Scroll Untuk Lanjut Membaca

Ketua DPD Gerindra Jateng, Sudaryono, menegaskan bahwa pihaknya tidak akan melakukan intervensi apa pun dan menyerahkan sepenuhnya penanganan perkara tersebut kepada lembaga antirasuah. Langkah ini diambil guna menjaga integritas partai serta memastikan penegakan hukum di wilayah Jawa Tengah berjalan secara profesional dan transparan.

Penangkapan Sudewo di wilayah Kecamatan Jaken, Kabupaten Pati, pada dini hari kemarin mengejutkan peta politik lokal. Sebagai kader internal Gerindra, keterlibatan Sudewo memicu reaksi cepat dari jajaran elit partai di tingkat provinsi. Sudaryono menekankan bahwa posisi setiap warga negara, termasuk kepala daerah, adalah setara di hadapan hukum.

“Penanganan perkara sepenuhnya kami serahkan kepada KPK sesuai kewenangan yang dimiliki. Kami berkomitmen menjunjung tinggi prinsip penegakan hukum tanpa menghalangi kerja aparat,” tegas Sudaryono dalam keterangannya.

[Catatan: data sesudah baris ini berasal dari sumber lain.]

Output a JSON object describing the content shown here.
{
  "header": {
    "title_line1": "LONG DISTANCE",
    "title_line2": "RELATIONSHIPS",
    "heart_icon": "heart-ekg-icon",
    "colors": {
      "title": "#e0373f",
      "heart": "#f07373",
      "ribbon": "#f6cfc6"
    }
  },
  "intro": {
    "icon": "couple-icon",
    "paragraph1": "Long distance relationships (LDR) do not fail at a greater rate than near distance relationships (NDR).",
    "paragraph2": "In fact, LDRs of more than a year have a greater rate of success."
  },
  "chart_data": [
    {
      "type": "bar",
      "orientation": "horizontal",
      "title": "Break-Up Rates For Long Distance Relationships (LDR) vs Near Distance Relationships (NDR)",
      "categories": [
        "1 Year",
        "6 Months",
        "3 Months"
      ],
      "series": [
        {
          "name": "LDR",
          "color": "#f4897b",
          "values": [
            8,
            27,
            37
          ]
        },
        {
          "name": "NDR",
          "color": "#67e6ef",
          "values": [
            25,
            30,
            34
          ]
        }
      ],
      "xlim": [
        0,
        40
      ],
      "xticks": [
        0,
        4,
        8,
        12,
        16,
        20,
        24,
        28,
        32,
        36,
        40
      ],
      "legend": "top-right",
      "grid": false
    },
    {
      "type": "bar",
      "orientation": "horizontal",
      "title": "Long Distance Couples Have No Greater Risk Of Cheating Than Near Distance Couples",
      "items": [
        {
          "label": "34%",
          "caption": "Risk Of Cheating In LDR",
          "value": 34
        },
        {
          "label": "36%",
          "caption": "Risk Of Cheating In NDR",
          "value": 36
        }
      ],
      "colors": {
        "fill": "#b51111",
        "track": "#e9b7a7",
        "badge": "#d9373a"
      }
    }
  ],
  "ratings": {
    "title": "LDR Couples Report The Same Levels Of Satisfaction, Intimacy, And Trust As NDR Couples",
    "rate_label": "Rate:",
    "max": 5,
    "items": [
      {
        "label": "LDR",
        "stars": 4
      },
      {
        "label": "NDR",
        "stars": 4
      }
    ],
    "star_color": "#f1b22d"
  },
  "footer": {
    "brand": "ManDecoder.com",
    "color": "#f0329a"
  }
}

Meskipun menunjukkan sikap kooperatif, Gerindra mengajak masyarakat untuk tetap tenang dan tidak menghakimi sebelum ada keputusan pengadilan. Sudaryono meminta semua pihak untuk menghormati asas praduga tak bersalah agar situasi di Kabupaten Pati tetap kondusif pasca-operasi senyap tersebut. Menurutnya, reaksi yang berlebihan justru berisiko memperkeruh suasana di tengah masyarakat.

Terkait status keanggotaan Sudewo di partai, Gerindra memilih untuk bersikap hati-hati. Partai pimpinan Prabowo Subianto ini masih menunggu perkembangan resmi dan status hukum tetap dari KPK sebelum mengambil langkah organisasi maupun sanksi politik lanjutan.

“Biarkan aparat bekerja secara profesional. Kami akan mencermati perkembangan dari KPK,” tambahnya.

Sudewo sendiri telah diberangkatkan dari Jawa Tengah menuju Jakarta pada Senin malam. Pemeriksaan lanjutan di Gedung Merah Putih menjadi penentu apakah sang Bupati akan langsung ditahan atau diberikan status hukum lain. Hingga saat ini, KPK diketahui masih melakukan pendalaman terkait bukti-bukti yang ditemukan di lapangan saat operasi berlangsung.